O apoio do presidente Jair Bolsonaro ao presidente do Senado, Davi Alcolumbre, reafirmado nesta sexta-feira (07), colocou dificuldade nas pré-candidaturas de Eduardo Gomes e Fernando Bezerra, que disputam a preferência dentro do MDB para o comando do Senado.

Emedebistas ouvidos pela CNN defendem que não existe líder de governo sem apoio do governo. E na falta de uma postura mais isenta do Planalto, para reduzir constrangimentos na bancada, caberia a Gomes e Bezerra retirarem a candidatura ou deixarem a liderança de governo - o que não foi manifestado por nenhum dos dois até aqui.

Embora o Planalto não tenha formalizado apoio, além da amizade com Alcolumbre, a candidatura de Rodrigo Pacheco (DEM) conta com o apoio de Flávio Bolsonaro, filho do presidente.

Assista e leia também:
Senado: Rodrigo Pacheco abre mão do governo de MG em 2022 por apoio do PSD
Aliados de Lira contam com metade da bancada do DEM em disputa na Câmara
PSDB quer fechar com MDB para a disputa pela presidência do Senado

O MDB vai decidir até quarta ou quinta-feira quem será o seu candidato. "Não haverá duas candidaturas. Nós teremos um candidato ou uma candidata", afirmou veementemente à CNN o líder do MDB no Senado, Eduardo Braga, que também é um dos cotados.

Além de Braga, e dos pré-candidatos que são líderes de governo, corre também na disputa a senadora Simone Tebet. Ainda que não admitam pretensão, Renan Calheiros, que já presidiu o Senado três vezes, e Márcio Bittar, relator do Renda Cidadã, também integram a lista de possíveis candidatos.

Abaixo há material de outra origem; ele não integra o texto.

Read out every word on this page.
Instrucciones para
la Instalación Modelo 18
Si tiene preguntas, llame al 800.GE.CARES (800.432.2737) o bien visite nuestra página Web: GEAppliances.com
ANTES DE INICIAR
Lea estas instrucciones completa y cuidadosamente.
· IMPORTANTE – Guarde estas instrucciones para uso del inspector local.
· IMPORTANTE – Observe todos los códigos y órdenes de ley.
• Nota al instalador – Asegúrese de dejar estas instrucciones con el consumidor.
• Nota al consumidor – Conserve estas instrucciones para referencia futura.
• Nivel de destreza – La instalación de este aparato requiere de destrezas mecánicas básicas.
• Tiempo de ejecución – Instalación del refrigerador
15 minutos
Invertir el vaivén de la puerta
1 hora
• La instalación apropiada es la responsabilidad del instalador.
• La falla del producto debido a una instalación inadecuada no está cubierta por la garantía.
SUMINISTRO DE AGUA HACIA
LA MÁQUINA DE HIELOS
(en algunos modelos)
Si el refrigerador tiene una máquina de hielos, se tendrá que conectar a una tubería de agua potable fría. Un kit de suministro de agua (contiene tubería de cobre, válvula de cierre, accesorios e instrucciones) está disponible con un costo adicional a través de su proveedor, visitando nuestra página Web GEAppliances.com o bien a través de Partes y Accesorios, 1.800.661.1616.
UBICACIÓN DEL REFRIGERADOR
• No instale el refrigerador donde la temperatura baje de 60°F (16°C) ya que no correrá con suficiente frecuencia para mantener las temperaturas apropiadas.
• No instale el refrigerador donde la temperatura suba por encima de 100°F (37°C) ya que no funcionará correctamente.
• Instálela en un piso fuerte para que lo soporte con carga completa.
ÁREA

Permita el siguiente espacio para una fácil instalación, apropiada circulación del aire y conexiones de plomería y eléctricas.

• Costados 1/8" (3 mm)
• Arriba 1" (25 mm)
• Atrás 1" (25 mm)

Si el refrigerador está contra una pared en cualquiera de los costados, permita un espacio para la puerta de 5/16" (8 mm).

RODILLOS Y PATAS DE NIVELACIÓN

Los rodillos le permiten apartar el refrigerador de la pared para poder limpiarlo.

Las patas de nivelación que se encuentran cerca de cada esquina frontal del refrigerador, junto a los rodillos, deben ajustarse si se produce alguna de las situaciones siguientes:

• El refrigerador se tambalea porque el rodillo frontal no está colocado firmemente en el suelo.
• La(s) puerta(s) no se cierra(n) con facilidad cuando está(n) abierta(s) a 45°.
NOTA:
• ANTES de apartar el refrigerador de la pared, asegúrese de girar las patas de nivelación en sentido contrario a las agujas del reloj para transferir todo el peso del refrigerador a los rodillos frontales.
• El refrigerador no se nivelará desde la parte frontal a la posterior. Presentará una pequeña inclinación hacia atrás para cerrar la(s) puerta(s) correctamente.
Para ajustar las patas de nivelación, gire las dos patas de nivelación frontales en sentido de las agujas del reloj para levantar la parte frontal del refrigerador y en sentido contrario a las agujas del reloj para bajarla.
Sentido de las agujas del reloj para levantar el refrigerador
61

Em 2019, Alcolumbre venceu Renan Calheiros, entre muitos motivos, por causa do racha no MDB. Em conversas reservadas, alguns emedebistas chegam a afirmar que teria sido mais fácil apoiar a reeleição de Alcolumbre do que partir para uma nova disputa interna. Isso só não foi possível porque o Supremo Tribunal Federal barrou a reeleição.

Contando com o apoio de integrantes do PSDB, Podemos, PSL, Cidadania, o partido acredita que já soma pelo menos 37 votos, o que ainda é insuficiente para vencer. 

Candidato do governo 

Ao mesmo tempo que o MDB prega independência, usa do artifício de rotular Pacheco de "candidato do governo" na tentativa de atrair votos da oposição.

Pacheco vem mantendo diálogos simpáticos com senadores do PT, o que é visto com cautela pelo Planalto. O diagnóstico é de que a proximidade, na busca por votos, não pode interferir na pauta de interesse do governo no Senado.

Entre petistas, a postura do senador, quando ainda era deputado, na condução de investigações contra o ex-presidente Michel Temer, é bem lembrada. Na época, Pacheco era do MDB e, mesmo assim, tocou o início do processo de Temer.